Xinhua | Updated: 2019-07-03 05:56

Immigration activists gather outside the US Supreme Court to await the justices' ruling on the Trump administration's attempt to add a citizenship question to the US census in Washington, DC, the US, on June 27, 2019. [Photo/IC]

WASHINGTON -- The US Department of Justice said Tuesday that the Trump administration will not add the controversial citizenship question to the 2020 census, days after the Supreme Court blocked the question's inclusion for the time being.

"We can confirm that the decision has been made to print the 2020 Decennial Census questionnaire without a citizenship question, and that the printer has been instructed to begin the printing process," the Department of Justice attorney Kate Bailey wrote in an email sent to groups challenging the question. Former Obama White House lawyer Daniel Jacobson shared a screenshot of the email on Twitter.

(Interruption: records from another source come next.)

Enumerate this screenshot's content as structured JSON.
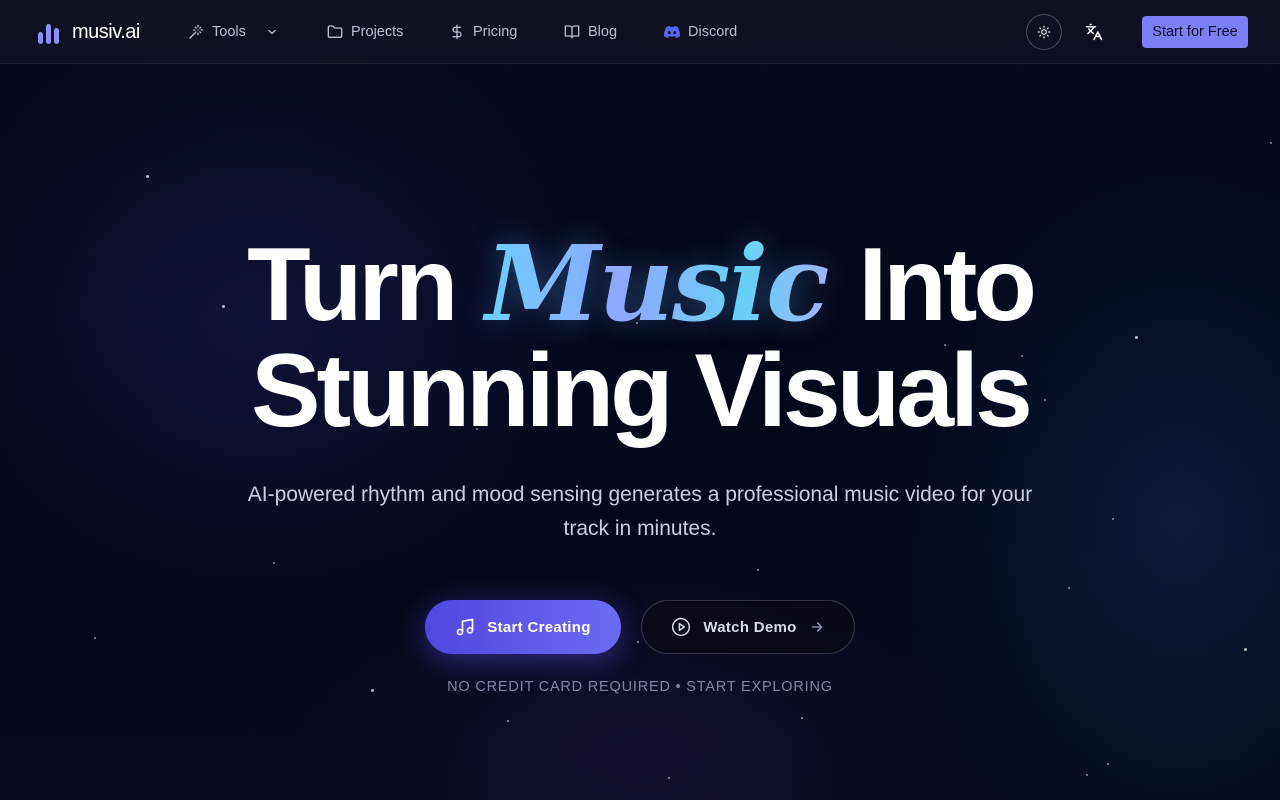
{
  "brand": {
    "name": "musiv.ai"
  },
  "nav": {
    "tools": "Tools",
    "projects": "Projects",
    "pricing": "Pricing",
    "blog": "Blog",
    "discord": "Discord"
  },
  "header": {
    "cta": "Start for Free"
  },
  "hero": {
    "title_part1": "Turn",
    "title_highlight": "Music",
    "title_part2": "Into",
    "title_line2": "Stunning Visuals",
    "subtitle": "AI-powered rhythm and mood sensing generates a professional music video for your track in minutes.",
    "primary_cta": "Start Creating",
    "secondary_cta": "Watch Demo",
    "note": "NO CREDIT CARD REQUIRED • START EXPLORING"
  },
  "colors": {
    "accent": "#7b7ff5",
    "primary_button": "#5a55e8",
    "discord": "#5865f2",
    "background": "#050816"
  }
}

Kelly Laco, spokesperson for the Department of Justice, confirmed that the question will not appear on the census.

The Supreme Court ruled last Thursday that the Trump administration did not give an adequate reason for adding the question to the 2020 census and sent the issue back to the Department of Commerce, which oversees the Census Bureau, for further explanation.

"If judicial review is to be more than an empty ritual, it must demand something better than the explanation offered for the action taken in this case," Chief Justice John Roberts wrote in the court's 5-4 majority opinion. He joined with the court's liberal wing in delivering the ruling.

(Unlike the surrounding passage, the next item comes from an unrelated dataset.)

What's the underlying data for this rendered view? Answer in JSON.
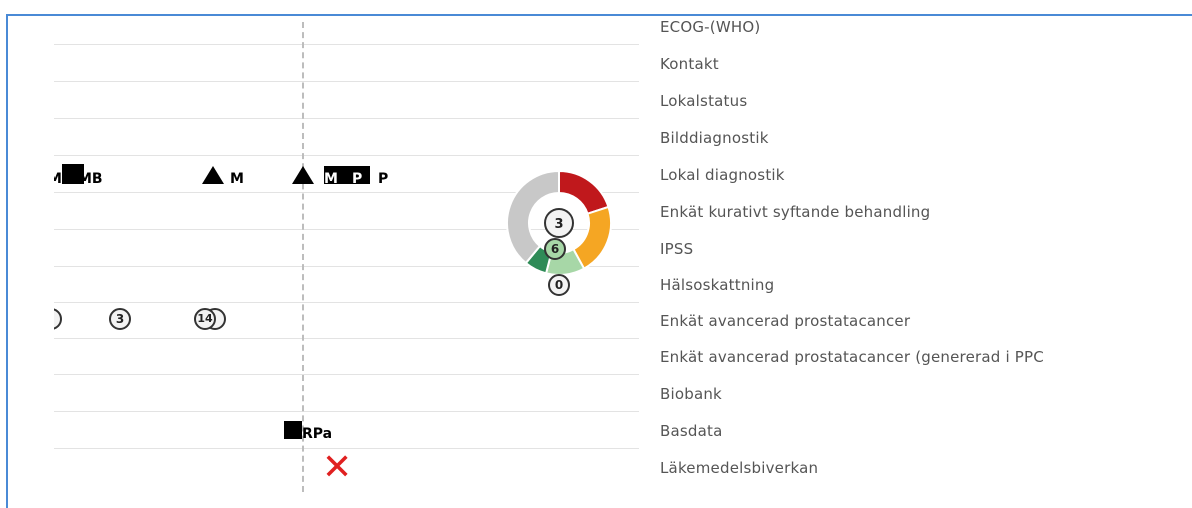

The Trump administration had planned to ask all recipients a citizenship question on the 2020 census for the first time since 1950, claiming the question is needed to enforce the Voting Rights Act. Those who oppose the question's addition argue that the move will lead to an inaccurate population count since it will cause immigrants and noncitizens to skip the question or the census altogether.

The data obtained from the census, which is conducted once a decade under the Constitution, is used for the allocation of congressional seats and the distribution of billions of federal dollars to states and localities over the next ten years.